I was in Rome recently and was anxious to revisit the Sistine Chapel. I had a “skip the line” tour (with Context Tours – excellent! I highly recommend them) so the wait was only about 30 minutes. The walk through the Vatican museums was wonderful but once we got even near the Sistine Chapel the mass of people started growing. By the time we entered the Chapel we were in a sea of people – stuffed! Elbow to elbow or in my case their elbow to my head. We could barely move – I am not exaggerating. I was so afraid of losing Patricia that we literally held onto each other. It was that close. Tring to elevate myself above the situation, I began staining my neck to view what I had been anticipating for so long. I was being drawn in to the paintings when a red plastic bag knocked into my face (it was empty so no harm done) but then the loud speaker came on admonishing us for talking because “THIS WAS A SACRED SPACE!” in several different languages, every 15 minutes. The circumstances were too much for me to overcome. I was moved along by the sea until I was out the other end, utterly exhausted and seriously disappointed.
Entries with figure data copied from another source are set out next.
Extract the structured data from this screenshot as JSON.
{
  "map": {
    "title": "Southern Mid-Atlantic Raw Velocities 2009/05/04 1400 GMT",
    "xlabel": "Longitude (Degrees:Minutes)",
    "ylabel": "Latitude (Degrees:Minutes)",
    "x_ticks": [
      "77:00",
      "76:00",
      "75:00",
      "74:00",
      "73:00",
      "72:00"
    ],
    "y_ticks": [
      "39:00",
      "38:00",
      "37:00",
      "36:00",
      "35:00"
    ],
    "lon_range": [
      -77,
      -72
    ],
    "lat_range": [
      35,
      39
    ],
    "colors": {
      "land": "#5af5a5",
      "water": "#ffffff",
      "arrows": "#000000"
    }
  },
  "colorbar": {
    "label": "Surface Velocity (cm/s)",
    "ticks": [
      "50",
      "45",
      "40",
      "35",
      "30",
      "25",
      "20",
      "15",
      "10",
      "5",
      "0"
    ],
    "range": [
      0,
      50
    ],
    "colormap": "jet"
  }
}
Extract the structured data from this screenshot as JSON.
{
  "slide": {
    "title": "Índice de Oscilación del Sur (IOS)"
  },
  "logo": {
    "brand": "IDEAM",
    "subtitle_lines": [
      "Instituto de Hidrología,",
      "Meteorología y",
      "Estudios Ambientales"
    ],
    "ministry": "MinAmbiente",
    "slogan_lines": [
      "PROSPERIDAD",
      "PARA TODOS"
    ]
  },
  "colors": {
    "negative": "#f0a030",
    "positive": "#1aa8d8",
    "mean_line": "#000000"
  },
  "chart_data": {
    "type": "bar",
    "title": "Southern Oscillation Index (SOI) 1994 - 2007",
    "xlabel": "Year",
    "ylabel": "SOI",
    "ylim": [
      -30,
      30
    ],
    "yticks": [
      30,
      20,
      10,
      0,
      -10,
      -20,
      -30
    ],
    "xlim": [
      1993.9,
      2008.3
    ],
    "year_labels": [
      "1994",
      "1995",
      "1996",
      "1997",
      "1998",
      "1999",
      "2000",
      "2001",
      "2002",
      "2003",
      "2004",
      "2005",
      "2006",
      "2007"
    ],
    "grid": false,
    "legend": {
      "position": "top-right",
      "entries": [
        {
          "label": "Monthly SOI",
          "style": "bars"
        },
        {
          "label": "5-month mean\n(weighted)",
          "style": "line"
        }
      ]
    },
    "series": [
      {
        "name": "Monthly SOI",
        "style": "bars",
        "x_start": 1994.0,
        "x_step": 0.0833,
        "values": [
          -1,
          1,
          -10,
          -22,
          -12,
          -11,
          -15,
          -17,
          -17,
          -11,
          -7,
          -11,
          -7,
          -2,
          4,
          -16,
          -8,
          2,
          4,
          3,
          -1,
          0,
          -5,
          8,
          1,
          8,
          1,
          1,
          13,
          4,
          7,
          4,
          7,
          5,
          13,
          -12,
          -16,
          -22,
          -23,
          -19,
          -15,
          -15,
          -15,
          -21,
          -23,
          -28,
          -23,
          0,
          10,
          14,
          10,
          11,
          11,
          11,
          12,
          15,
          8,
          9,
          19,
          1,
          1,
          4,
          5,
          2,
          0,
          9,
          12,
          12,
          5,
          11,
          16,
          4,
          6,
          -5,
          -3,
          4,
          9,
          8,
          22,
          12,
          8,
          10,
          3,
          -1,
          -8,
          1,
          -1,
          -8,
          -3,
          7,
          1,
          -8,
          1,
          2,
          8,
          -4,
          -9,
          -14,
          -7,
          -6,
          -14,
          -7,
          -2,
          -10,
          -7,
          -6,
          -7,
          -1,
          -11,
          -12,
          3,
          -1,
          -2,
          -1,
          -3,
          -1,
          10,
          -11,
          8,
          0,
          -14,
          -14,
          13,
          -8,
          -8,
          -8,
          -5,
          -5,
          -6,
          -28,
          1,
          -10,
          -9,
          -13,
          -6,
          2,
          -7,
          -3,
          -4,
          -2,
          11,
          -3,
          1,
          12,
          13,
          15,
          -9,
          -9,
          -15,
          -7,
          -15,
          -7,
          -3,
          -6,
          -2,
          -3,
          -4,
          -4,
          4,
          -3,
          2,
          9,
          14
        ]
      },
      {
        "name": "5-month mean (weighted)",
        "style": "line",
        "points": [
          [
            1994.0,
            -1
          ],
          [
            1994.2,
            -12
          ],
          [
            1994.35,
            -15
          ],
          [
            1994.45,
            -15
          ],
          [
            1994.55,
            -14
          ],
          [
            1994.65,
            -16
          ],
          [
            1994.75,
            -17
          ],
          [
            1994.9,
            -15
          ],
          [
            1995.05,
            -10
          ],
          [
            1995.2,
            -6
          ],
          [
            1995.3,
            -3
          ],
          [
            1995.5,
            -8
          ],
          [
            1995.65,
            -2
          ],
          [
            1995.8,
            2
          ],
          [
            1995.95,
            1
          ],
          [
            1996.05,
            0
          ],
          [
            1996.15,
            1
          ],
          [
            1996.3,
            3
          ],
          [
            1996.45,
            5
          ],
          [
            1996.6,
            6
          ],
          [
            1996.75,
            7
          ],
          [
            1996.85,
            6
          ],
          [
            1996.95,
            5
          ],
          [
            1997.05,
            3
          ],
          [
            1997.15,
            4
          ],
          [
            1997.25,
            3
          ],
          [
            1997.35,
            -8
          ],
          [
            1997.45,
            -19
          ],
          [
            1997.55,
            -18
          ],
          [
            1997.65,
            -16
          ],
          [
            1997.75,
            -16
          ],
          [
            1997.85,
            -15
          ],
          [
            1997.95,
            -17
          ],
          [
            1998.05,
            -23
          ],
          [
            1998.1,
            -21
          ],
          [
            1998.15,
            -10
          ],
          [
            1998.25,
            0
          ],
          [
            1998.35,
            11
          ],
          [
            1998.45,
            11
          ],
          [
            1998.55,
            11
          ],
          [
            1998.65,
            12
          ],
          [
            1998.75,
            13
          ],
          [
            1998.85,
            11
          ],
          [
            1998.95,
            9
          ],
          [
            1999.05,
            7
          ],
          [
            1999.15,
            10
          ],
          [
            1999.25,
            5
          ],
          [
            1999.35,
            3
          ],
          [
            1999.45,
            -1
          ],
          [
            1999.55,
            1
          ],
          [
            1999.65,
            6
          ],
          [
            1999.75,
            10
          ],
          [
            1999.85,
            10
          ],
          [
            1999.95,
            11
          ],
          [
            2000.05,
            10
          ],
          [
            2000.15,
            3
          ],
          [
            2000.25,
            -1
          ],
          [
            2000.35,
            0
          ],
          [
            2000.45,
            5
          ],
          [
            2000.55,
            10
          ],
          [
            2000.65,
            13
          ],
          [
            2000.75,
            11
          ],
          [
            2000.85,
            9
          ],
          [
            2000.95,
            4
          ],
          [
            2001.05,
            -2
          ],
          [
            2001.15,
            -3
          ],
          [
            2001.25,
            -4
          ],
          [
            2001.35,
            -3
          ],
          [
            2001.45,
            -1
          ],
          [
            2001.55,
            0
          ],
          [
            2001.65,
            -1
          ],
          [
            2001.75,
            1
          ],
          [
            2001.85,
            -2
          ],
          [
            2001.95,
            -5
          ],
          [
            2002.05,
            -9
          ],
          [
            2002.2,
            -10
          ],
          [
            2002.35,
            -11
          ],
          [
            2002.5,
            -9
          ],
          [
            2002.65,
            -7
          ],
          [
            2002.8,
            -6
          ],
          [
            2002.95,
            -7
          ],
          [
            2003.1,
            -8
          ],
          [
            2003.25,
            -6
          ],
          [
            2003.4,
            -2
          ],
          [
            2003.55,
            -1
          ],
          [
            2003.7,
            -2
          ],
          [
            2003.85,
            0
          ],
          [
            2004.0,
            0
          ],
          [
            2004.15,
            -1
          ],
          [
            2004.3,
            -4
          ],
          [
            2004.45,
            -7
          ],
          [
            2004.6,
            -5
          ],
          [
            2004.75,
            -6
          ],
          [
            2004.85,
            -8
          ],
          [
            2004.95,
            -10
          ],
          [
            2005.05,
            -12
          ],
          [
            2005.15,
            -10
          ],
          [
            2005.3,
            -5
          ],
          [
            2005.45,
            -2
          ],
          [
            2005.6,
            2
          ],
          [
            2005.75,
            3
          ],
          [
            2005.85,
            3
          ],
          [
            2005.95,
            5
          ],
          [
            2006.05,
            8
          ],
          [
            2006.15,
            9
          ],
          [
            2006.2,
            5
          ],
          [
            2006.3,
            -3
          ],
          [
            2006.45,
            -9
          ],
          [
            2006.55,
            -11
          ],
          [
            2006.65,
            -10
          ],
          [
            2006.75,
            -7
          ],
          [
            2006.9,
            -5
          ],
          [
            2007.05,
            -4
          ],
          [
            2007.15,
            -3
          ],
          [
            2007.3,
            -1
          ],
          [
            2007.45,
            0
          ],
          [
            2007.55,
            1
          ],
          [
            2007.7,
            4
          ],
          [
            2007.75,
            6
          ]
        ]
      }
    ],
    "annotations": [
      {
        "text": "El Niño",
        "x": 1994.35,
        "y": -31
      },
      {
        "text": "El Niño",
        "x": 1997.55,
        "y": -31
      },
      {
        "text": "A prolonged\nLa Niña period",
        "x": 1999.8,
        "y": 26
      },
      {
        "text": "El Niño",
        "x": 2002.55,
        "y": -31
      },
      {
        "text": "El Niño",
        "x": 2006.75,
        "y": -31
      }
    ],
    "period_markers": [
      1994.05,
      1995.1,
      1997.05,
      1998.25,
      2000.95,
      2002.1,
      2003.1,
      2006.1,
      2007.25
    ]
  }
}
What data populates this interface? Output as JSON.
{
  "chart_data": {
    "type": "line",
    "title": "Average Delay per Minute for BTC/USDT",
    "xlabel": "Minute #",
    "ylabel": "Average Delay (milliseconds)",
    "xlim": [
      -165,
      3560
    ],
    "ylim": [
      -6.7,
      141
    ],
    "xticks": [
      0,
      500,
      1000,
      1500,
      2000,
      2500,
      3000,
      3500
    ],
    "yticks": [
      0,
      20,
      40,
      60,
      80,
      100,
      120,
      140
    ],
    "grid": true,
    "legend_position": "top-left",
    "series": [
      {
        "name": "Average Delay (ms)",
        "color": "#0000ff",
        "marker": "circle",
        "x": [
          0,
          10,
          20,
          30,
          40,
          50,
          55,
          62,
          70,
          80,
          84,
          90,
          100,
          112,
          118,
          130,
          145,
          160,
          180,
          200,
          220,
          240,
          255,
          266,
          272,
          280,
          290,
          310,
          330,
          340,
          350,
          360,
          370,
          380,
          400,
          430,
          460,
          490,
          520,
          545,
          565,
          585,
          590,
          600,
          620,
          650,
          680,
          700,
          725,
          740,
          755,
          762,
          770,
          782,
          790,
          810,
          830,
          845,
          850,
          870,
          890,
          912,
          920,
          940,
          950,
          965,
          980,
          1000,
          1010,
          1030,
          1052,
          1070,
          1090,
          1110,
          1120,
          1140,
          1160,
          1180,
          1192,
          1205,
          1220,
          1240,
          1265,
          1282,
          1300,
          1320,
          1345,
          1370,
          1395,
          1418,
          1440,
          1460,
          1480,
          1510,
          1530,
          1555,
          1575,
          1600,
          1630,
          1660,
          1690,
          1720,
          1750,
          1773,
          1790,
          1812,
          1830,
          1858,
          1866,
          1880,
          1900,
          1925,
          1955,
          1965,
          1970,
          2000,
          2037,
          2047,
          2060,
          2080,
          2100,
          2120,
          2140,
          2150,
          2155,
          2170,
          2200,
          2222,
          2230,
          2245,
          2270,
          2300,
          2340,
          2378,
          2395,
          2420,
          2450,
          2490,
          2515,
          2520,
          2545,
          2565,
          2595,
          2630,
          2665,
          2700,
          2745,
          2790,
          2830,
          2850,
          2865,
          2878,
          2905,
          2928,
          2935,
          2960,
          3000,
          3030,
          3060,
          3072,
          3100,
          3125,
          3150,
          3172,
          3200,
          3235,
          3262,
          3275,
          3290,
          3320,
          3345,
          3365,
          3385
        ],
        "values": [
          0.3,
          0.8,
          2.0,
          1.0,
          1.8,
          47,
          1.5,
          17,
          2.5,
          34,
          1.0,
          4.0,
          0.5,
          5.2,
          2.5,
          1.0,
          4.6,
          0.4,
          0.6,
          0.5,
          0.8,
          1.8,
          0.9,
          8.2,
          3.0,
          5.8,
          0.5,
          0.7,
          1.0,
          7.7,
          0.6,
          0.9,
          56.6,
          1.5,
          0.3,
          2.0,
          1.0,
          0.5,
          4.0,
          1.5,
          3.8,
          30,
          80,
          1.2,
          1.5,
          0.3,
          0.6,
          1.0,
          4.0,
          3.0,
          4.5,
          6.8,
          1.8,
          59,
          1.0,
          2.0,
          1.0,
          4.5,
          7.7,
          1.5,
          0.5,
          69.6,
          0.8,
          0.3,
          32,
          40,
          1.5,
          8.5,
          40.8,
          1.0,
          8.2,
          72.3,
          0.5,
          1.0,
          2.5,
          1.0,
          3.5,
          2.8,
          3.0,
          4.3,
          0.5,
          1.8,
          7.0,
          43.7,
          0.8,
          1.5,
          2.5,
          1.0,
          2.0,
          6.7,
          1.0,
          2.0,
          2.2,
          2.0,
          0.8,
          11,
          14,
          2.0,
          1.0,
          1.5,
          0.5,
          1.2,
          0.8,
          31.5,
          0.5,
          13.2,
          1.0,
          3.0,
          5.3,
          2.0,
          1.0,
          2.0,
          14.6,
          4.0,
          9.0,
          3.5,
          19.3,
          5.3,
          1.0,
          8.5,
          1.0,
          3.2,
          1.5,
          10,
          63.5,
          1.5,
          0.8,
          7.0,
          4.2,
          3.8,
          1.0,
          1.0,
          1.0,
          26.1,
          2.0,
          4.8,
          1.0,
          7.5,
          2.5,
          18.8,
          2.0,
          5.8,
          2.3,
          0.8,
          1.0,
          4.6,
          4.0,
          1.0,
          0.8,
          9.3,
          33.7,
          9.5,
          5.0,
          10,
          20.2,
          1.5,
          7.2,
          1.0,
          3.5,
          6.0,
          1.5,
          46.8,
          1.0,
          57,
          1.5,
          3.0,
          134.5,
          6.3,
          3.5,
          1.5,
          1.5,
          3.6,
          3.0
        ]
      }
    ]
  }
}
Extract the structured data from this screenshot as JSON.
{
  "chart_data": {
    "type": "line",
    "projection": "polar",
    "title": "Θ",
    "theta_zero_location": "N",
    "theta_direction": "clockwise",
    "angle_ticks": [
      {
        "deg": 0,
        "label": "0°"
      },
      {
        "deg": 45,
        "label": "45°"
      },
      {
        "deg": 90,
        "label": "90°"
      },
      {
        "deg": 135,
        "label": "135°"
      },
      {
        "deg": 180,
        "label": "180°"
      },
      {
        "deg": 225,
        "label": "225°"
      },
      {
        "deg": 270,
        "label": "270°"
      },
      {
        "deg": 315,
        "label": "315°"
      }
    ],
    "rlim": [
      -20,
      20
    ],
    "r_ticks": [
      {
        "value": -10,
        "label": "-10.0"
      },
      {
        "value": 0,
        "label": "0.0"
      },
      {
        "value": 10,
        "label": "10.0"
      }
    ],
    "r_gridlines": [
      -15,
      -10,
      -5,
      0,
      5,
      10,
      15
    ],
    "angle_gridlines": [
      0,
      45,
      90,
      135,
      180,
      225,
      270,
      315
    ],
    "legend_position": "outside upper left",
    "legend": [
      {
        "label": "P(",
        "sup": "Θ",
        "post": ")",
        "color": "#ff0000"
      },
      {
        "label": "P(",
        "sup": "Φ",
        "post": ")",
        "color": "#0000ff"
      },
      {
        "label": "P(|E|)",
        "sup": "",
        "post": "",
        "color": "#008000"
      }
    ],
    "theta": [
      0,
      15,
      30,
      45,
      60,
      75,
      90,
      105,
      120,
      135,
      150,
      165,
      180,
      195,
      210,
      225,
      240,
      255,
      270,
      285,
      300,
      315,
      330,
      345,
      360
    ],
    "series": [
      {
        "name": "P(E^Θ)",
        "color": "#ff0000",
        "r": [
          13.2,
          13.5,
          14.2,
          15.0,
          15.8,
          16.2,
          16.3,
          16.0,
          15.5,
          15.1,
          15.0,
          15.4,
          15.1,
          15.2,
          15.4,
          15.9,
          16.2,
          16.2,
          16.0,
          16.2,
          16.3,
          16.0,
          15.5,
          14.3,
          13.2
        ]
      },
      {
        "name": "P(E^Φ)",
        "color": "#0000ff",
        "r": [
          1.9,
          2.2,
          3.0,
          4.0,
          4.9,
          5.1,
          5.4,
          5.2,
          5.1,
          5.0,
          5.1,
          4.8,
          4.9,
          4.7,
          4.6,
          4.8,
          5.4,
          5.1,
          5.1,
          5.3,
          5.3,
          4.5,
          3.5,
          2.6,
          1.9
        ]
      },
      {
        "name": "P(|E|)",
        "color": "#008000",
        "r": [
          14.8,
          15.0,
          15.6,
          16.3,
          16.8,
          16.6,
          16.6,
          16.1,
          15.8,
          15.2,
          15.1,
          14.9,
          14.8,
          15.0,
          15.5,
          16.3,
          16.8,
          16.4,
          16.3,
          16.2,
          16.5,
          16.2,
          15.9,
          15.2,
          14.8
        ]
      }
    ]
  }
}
I am not and have never been a fan of the Catholic Church but I found this experience to really show their colors. This chapel is truly a sacred space, with figures sculpted out of paint, the ceiling transformed by paint and most importantly infused with the complex extremes of the human condition – literally ecstasy to agony. But the experience is completely ruined because of greed – packing into the space as many people as could fit (like being crammed into a Japanese subways.) They could have taken a page from the Peruvians who severely limit the number of people that can visit Machu Picchu a day enabling the experience to be full and enriching. Besides which, it cannot be good for the paintings with all this carbon dioxide being pumped in the air by the sea of visitors.
It reminded me of a recent trip to Bejing and the Great Wall where the crowds walking on the wall were so dense you couldn’t see space between the people. The Great Wall, built in the 15th Century, was not designed to have thousands of people a day walking on it and the Sistine Chapel, built in the late 15th century, was not designed to be used as a commercial business.
Perhaps the real miracle of this experience is that, in spite of all this, I actually WAS deeply affected by the Sistine Chapel paintings! I didn’t realize it until I got back to my studio. Looking at my work with the recent experience with Michelangelo, I decided to make a radical change in my approach to shooting in the mirrors. It might be viewed by outsiders as an insignificant one – but to me it is monumental!
Ready for it?
Instead of focusing on the surface of the mirrors I am now starting to focus on the figures!